第905章 为虎作伥者,满门抄斩!(1 / 1)

安抚住许家爵,王汉彰松开他的胳膊,转身走进了西厢房。老芮正蹲在门槛上擦刀,刀刃上的血已经干成了暗红色,他用一块从灶房里捡来的破布蘸了水,一点一点地往下蹭,蹭得刀刃重新泛出冷光。看到王汉彰走过来,他往旁边让了让,收起刀站到门口去了。

西厢房的地面上,孙秃子和小妾的尸体躺在一摊暗红色的血泊里。煤油灯还亮着,灯芯烧得有些长了,火苗一窜一窜的,昏黄的灯光照在两具尸体上,照着墙上的血迹,照着炕沿上那个被撞翻的针线筐。

孙秃子的尸体仰面躺在地上,脖子上的刀口从喉结一直豁到耳根,脑袋以一个不自然的角度歪在一边,几乎被许家爵那一刀砍断了,只剩后颈上还连着一层皮肉。血已经在他身子底下铺开了一大片,从青砖地面上漫过去,浸透了砖缝里的灰土,在低洼处聚成了一汪。

那个女人躺在孙秃子旁边,脖子上的切口还在往外渗血,但血流得比刚才慢了,伤口边缘的皮肤翻卷着,血顺着炕沿的缝隙往下滴,一滴一滴的,像是没关紧的水龙头,在炕脚下面的地面上汇成了一小摊。

王汉彰没有多看地上的尸体。他走到屋子靠墙的那张桌子前面。桌子上摆着一支毛笔,笔杆是竹子的,笔头还带着半干的黑墨。大概是孙秃子的小妾平时在这里画画消磨时间。旁边放着几页散落的画纸,纸上潦草地画着几笔山水,墨色浓淡不均,山石的皴法稚嫩得很,树画得像一把歪扫帚,一看就是刚学不久。砚台里的墨已经快干了,表面结了一层薄薄的墨皮。

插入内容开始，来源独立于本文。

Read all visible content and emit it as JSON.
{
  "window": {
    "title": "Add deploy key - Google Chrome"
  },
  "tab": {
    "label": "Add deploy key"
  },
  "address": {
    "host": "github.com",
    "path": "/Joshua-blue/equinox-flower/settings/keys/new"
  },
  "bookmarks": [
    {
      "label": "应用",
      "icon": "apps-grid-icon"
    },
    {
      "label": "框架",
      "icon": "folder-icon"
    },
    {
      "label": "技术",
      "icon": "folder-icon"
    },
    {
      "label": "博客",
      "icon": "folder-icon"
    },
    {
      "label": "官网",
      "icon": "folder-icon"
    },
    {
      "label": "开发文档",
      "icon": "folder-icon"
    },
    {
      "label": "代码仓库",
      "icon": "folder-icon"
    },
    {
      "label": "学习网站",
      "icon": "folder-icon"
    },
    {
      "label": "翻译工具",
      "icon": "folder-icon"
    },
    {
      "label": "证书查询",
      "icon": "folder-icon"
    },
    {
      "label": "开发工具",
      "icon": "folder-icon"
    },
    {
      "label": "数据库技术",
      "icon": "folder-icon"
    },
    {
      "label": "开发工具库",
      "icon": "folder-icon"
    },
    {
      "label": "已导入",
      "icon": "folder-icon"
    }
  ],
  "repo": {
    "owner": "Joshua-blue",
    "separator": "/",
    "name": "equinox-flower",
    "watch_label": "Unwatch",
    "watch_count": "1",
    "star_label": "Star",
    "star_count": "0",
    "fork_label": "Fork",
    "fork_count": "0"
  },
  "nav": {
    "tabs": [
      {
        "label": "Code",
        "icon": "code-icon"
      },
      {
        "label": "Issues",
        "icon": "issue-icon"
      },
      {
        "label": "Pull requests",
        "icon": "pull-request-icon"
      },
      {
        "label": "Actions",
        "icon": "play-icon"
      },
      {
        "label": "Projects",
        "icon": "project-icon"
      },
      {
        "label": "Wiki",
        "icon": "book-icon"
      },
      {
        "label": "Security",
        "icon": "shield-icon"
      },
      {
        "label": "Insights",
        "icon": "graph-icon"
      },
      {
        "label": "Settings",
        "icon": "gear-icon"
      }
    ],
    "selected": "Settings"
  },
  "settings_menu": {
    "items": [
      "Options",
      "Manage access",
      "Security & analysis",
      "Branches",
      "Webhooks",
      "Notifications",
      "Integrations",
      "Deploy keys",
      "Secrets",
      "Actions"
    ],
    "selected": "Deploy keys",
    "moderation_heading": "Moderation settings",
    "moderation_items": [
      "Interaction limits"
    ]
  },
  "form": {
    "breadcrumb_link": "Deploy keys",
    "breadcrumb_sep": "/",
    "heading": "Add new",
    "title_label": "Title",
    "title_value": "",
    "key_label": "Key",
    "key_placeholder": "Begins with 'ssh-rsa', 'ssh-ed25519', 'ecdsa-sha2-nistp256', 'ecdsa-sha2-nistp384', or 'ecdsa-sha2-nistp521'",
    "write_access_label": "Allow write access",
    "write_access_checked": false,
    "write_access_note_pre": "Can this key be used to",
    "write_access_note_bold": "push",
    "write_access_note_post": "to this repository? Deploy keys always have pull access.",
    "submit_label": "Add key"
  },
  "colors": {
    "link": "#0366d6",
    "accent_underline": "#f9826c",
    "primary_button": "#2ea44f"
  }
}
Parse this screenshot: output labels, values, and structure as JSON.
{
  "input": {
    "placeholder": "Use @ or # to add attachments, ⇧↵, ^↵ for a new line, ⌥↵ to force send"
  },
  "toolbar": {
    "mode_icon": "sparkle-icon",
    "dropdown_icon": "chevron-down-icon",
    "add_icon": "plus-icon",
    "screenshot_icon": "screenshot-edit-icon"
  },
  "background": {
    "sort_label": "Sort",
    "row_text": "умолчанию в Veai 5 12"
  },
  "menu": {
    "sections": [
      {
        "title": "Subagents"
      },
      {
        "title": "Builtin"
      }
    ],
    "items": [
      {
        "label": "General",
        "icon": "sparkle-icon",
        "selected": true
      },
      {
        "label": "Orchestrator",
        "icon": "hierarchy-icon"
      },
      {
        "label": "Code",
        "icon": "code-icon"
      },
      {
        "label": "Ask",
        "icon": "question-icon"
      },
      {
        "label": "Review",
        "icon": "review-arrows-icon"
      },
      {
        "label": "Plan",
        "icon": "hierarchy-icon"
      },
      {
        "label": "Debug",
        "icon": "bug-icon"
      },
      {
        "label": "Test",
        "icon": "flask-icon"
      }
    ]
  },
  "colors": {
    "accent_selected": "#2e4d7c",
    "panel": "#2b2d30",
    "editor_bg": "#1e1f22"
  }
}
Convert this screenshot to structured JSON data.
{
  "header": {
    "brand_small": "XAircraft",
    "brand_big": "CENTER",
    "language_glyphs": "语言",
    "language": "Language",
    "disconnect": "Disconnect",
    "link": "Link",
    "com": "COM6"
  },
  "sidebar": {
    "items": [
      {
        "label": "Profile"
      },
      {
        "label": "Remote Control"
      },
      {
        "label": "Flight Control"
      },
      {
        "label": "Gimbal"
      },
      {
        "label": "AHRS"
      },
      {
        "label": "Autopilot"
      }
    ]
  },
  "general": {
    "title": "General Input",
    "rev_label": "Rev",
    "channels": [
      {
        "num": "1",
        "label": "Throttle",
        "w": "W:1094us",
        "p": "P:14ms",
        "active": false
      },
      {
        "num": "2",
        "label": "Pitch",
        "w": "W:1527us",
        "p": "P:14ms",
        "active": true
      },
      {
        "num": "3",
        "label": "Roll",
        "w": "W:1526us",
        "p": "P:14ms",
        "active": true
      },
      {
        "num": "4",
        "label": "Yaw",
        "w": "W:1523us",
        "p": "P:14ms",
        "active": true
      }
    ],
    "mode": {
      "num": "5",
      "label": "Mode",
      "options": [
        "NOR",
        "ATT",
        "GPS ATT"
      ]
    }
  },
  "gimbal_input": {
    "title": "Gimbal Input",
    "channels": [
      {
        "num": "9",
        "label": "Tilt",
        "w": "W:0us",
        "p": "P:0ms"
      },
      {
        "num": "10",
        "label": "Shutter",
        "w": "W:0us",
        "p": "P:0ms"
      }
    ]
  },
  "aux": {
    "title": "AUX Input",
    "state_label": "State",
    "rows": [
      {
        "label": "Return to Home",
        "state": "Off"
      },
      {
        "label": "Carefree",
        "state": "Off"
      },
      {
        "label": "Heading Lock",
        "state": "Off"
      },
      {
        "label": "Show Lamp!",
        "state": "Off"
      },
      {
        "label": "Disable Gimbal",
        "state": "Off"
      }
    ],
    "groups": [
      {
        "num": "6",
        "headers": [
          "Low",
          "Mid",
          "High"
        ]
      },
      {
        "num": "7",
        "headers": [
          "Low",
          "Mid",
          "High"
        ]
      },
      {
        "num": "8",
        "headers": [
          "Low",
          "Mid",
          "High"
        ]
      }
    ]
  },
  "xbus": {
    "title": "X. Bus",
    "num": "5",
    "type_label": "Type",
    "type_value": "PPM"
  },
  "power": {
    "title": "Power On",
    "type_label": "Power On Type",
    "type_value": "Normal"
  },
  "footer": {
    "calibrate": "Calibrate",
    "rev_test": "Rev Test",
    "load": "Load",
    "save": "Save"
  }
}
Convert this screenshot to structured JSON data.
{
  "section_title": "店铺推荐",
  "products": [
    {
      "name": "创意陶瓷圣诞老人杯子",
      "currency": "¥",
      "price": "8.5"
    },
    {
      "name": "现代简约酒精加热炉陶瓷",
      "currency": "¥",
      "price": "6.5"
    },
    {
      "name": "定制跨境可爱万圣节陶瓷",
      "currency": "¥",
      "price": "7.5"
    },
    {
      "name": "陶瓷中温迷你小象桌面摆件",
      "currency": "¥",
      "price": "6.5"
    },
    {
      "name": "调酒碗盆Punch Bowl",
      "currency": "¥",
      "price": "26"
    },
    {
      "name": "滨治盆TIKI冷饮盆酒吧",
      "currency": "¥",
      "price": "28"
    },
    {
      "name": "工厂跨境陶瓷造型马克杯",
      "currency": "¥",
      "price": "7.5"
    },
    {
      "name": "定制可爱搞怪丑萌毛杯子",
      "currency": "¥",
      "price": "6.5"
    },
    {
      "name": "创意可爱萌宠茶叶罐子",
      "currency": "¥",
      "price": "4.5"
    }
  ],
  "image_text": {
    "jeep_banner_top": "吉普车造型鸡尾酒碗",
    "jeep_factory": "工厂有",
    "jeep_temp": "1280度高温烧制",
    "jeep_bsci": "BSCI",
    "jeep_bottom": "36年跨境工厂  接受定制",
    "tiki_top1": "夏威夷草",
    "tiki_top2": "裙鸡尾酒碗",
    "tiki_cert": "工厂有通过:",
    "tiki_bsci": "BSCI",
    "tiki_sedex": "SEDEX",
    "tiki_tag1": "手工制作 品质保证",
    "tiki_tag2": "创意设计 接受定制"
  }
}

王汉彰把毛笔拿起来,笔尖在砚台里蘸了蘸。墨太干了,蘸不上来,笔尖在墨皮上蹭了两下,只在笔毛上蹭了一层薄薄的干黑,写不了字。

他提着笔走到孙秃子的尸体旁边,蹲下身,把笔尖伸到地上那摊血里蘸了一下。血比墨稀,颜色更浓更深,笔尖浸进血里的时候,血顺着笔毛往上渗了一小截,把整支笔头都染成了暗红色。

他端着笔站起来,走到正对门口的那面白墙前面。墙面上刷着石灰,白得发亮,煤油灯的黄光照在上面,泛着一层暖融融的反光。

王汉彰抬起手来,笔尖抵在墙面上,开始写字。血写的字和墨不一样,墨渗进石灰里会洇开,血更黏稠,不会洇得太厉害,笔锋的走向更清晰,但颜色会随着笔尖上血量的多少而变化,浓的地方是暗红色的,淡的地方泛着铁锈般的褐色。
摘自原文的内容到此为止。